Ein erster Eindruck aus Dhaka

„Da wir teilweise weite Strecken zurücklegten, kam zur emotionalen auch die körperliche Challenge. Diese hat es uns aber auf eine einzigartige Art und Weise ermöglicht, dieses faszinierende und zugleich vom Tourismus absolut unberührte Land mit allen Sinnen zu erleben. Lisa Romaner über ihre Patinnenreise.

Bangladesch ist ein außerordentlich untouristisches Land – wir haben während unserer zweiwöchigen Reise keinen einzigen anderen Touristen gesehen, geschweige denn getroffen. Besonders als große, weiße Frau fällt man auf, egal wie man sich kleidet. Und obwohl ich von Tag zu Tag immer mehr mit langen Buddha-Hosen und Tüchern verhüllt unterwegs war, waren die starrenden Blicke allgegenwärtig. Es fühlte sich an wie eine Mischung aus Neugierde und Skepsis. Ich war eine konstante Attraktion, musste an allen Orten unzählige Selfies machen und fühlte mich dabei mitunter häufig unwohl. Bangladesch würde ich als ein Land beschreiben, das zwischen indischer Kultur und muslimischer Tradition lebt.
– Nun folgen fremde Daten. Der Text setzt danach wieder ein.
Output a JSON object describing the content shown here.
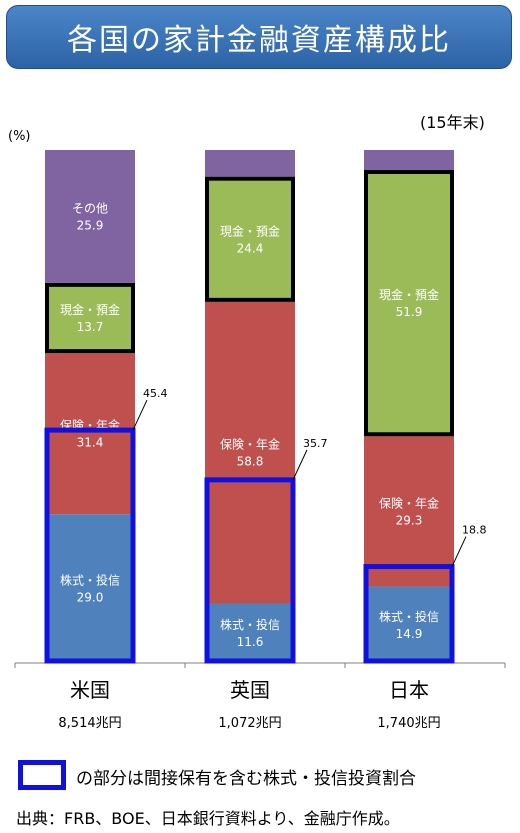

Die Religion ist im täglichen Leben sehr präsent und bestimmt vor allem den Alltag der Frauen. Das beginnt bei der Kleidung, der Wahl des Partners, der Schulbildung und Berufswahl und endet mit dem täglichen Leben im Haus und auf der Straße. Sie fahren nicht Auto oder Tuktuk, sie sind, außer zum Einkaufen, kaum allein unterwegs und haben meist schon in sehr jungen Jahren einige Kinder. Nach Anbruch der Dunkelheit ist kaum eine Frau, und wenn, dann nur in Vollverschleierung zu sehen. Ich war beim Besuch eines Vieh-Marktes, gemeinsam mit den anderen von der Reisegruppe, die einzige Frau auf dem ganzen Gelände. Schnell beginnt man dort vorsichtig zu sein und seine Kleidung, sein Verhalten und seine Selbstverständlichkeiten zu überdenken. Für mich war es bestürzend zu sehen, wie sehr sich schon junge Mädchen verhüllen müssen und wie sehr sich ihre Tagesgestaltung von der der Männer unterscheidet.

Eine große, weiße Frau fällt immer auf

Der Verkehr ist kaum zu fassen – man muss es selbst erleben, um zu verstehen, welch Chaos und welche Rücksichtslosigkeit auf der Straße herrschen. Wir waren durch die Rundreise zu den verschiedensten Orten sehr viel mit dem Kleinbus unterwegs. Trotz unzähliger Bitten an unseren einheimischen Fahrer ließ sich dieser weder erweichen, vorsichtiger oder langsamer zu fahren noch weniger riskante Überholmanöver zu machen oder zumindest rechtzeitig langsamer zu werden, wenn ein vollbeladener LKW auf uns zuraste.